Favorite knitting bag in hand, Penelope Perlmutter headed out the door. Her husband, Bill stopped her on the way for a lingering, hurry-home kind of a kiss.
“Remember, I have two classes tonight,” she reminded him. “Beginners at 5:30 and Advanced Beginners at 7:30.”
“I know, I know,” Bill said. “You won’t be home until after 9:00 and supper’s in the oven. I’m supposed to take it out at 6:30.” He leaned in and stole another kiss. “Be careful, Pen.”
He admonished her to be careful every week, with that same crease between his eyebrows. The yarn shop was, after all, right across the street from the county jail.

“Don’t worry,” she assured him, as she did every week. “I have knitting needles and I know how to use them!”

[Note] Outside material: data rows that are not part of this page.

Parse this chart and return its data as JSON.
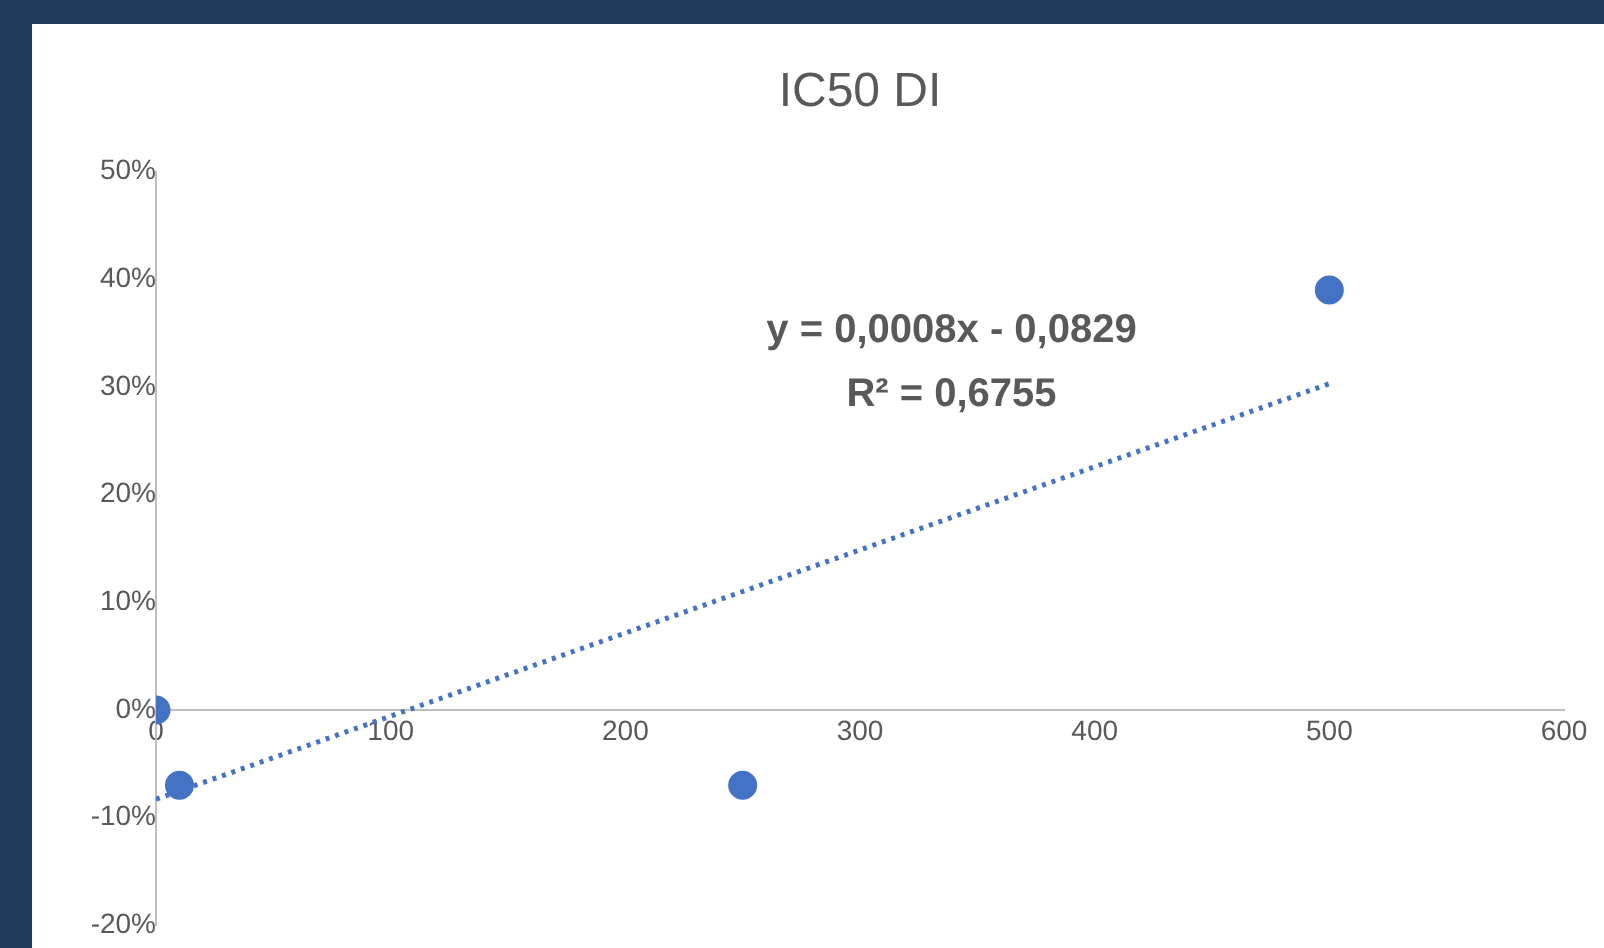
{
  "chart_data": {
    "type": "scatter",
    "title": "IC50 DI",
    "series": [
      {
        "type": "scatter",
        "color": "#4472c4",
        "marker": "circle",
        "x": [
          0,
          10,
          250,
          500
        ],
        "values": [
          0,
          -0.07,
          -0.07,
          0.39
        ]
      },
      {
        "type": "line",
        "color": "#4472c4",
        "marker": "none",
        "line_style": "dotted",
        "x": [
          0,
          500
        ],
        "values": [
          -0.083,
          0.303
        ]
      }
    ],
    "xlim": [
      0,
      600
    ],
    "xticks": [
      0,
      100,
      200,
      300,
      400,
      500,
      600
    ],
    "ylim": [
      -0.2,
      0.5
    ],
    "yticks": [
      {
        "value": -0.2,
        "label": "-20%"
      },
      {
        "value": -0.1,
        "label": "-10%"
      },
      {
        "value": 0,
        "label": "0%"
      },
      {
        "value": 0.1,
        "label": "10%"
      },
      {
        "value": 0.2,
        "label": "20%"
      },
      {
        "value": 0.3,
        "label": "30%"
      },
      {
        "value": 0.4,
        "label": "40%"
      },
      {
        "value": 0.5,
        "label": "50%"
      }
    ],
    "annotations": [
      "y = 0,0008x - 0,0829",
      "R² = 0,6755"
    ],
    "grid": false,
    "legend": false
  }
}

They both laughed at her joke as she left, a gray-haired, fairly dumpy knitting teacher with a hand-knitted 100% merino shawl draped artfully around her neck. There was far more truth to their banter than Bill realized. Penelope hoped he would never realize exactly how much. He might try to put his foot down again, as he had when she broached the idea of teaching knitting at Llama and Lamb. They didn’t need the money, he’d pointed out, and what about his supper?

She’d first allayed his fears about supper, promising to cook before she left each Tuesday evening. Penelope had found it a bit harder to convince Bill that she needed to teach knitting at the shop because now that the kids were grown, cooking, cleaning, and keeping him in clean socks was not all she wanted to do with her life. And she did need the money. Bill regularly complained about how much she spent on yarn at the shop, when there were aisles chock full of much cheaper yarn at the craft store at the mall.

Penelope had prevailed in the end, but in light of his misgivings, it would never do for Bill to find out everything she did at the shop, nor everything she knew how to do with knitting needles.